Son autre main s'empara de celle déjà captive qu'elle plaqua contre son cœur. Drago, incapable de rester indifférent plus longtemps, leva enfin la tête pour croiser son regard.
- Juste toi et moi. D'accord? ajouta Hermione.
Complice de leur conversation, le soleil de midi perça subitement un épais nuage cendré et projeta ses rayons sur le visage de Drago. Celui-ci plissa aussitôt les yeux, partiellement aveuglé, sans toutefois défaire le contact visuel qu'il étira longtemps encore avec Hermione. Enivrée par l'effet métallique décuplé de ses iris, la jeune femme crut pendant un instant qu'elle fixait deux petites pensines dans lesquelles son visage réfléchissait, mais réalisa qu'il s'agissait en fait d'une image de sa propre personne que Drago ne parvenait à se défaire depuis qu'elle s'était faufilée dans sa tête.

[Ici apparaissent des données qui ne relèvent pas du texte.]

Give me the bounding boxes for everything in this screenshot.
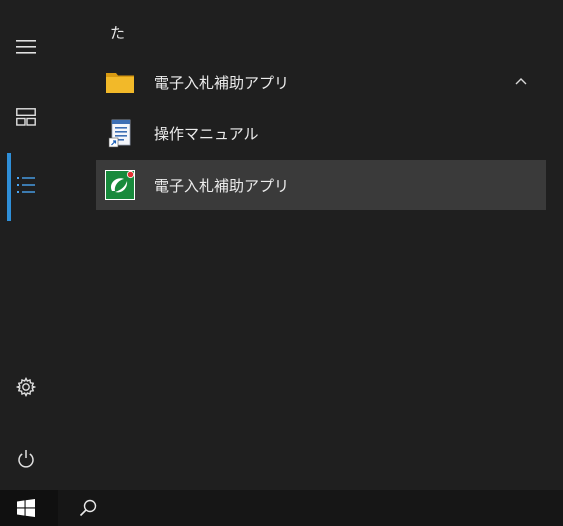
app-label: 操作マニュアル [154, 124, 259, 143]
chevron-up-icon[interactable] [510, 71, 532, 93]
app-item-electronic-bidding[interactable]: 電子入札補助アプリ [96, 160, 546, 210]
tiles-view-button[interactable] [0, 95, 52, 139]
start-button[interactable] [0, 490, 52, 526]
app-list: た 電子入札補助アプリ 操作マニュアル 電子入札補助アプリ [52, 0, 563, 490]
folder-label: 電子入札補助アプリ [154, 73, 290, 92]
settings-gear-icon [16, 377, 36, 397]
start-menu: た 電子入札補助アプリ 操作マニュアル 電子入札補助アプリ [0, 0, 563, 526]
power-icon [18, 450, 34, 468]
section-letter-header[interactable]: た [110, 22, 125, 43]
app-label: 電子入札補助アプリ [154, 176, 290, 195]
all-apps-list-button[interactable] [0, 163, 52, 207]
tiles-icon [16, 108, 36, 126]
power-button[interactable] [0, 437, 52, 481]
manual-document-icon [108, 119, 131, 148]
expand-menu-button[interactable] [0, 25, 52, 69]
folder-icon [106, 73, 134, 93]
windows-logo-icon [17, 499, 35, 517]
app-item-manual[interactable]: 操作マニュアル [96, 108, 546, 158]
settings-button[interactable] [0, 365, 52, 409]
hamburger-menu-icon [16, 40, 36, 54]
app-folder[interactable]: 電子入札補助アプリ [96, 57, 546, 107]
app-logo-icon [105, 170, 135, 200]
search-icon [79, 499, 97, 517]
taskbar-search[interactable] [58, 490, 563, 526]
taskbar [0, 490, 563, 526]
start-menu-rail [0, 0, 52, 490]
list-icon [17, 177, 35, 193]
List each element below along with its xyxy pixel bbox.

Bien qu'excédé par son exaspérante sagesse, il lui sourit. Après tout, Drago jugeait qu'il accédait amplement au droit de piquer des crises de nerfs compte tenu de sa situation, mais pour rien au monde il ne voudrait offenser Hermione. Alors il contint son amertume tout en sachant qu'un jour où l'autre, plus rien n'aurait la force de le retenir, même pas elle et ses discours d'érudit. Et ce jour-là, il espérait être devant son père pour oublier ce que signifiait la notion du contrôle. Car à l'instant présent, il se maudissait de devoir sourire aussi trompeusement devant Hermione, de lui mentir muettement. Véritablement, il désirait s'exhausser sur le banc, brandir les poings et vociférer comme un psychotique, pleurer comme un martyr, se débattre dans le vide qui pourtant l'étouffait, mais il n'avait pas le droit de lui infliger une telle scène ; ne faisait-elle pas suffisamment d'efforts pour le calmer? Endurer ses sautes d'humeur était une preuve pratiquement palpable de la patience de la jeune femme, et l'envie qu'elle prenne peur devant une de ses crises et qu'elle déserte n'y était pas.
- Juste toi et moi, acquiesça-t-il alors.
Les lèvres d'Hermione s'étirèrent un peu plus et Drago chassa aussitôt ses mornes pensées ; cette fille avait un pouvoir dérageant sur lui. Très peu de sa part pouvait parfaitement lui convenir, même le faire fléchir. Alors il sut, au moment où elle lui sourit, qu'elle seule serait parfaitement capable, inconsciemment, de lui prodiguer la force nécessaire pour passer au travers de ces horribles épreuves.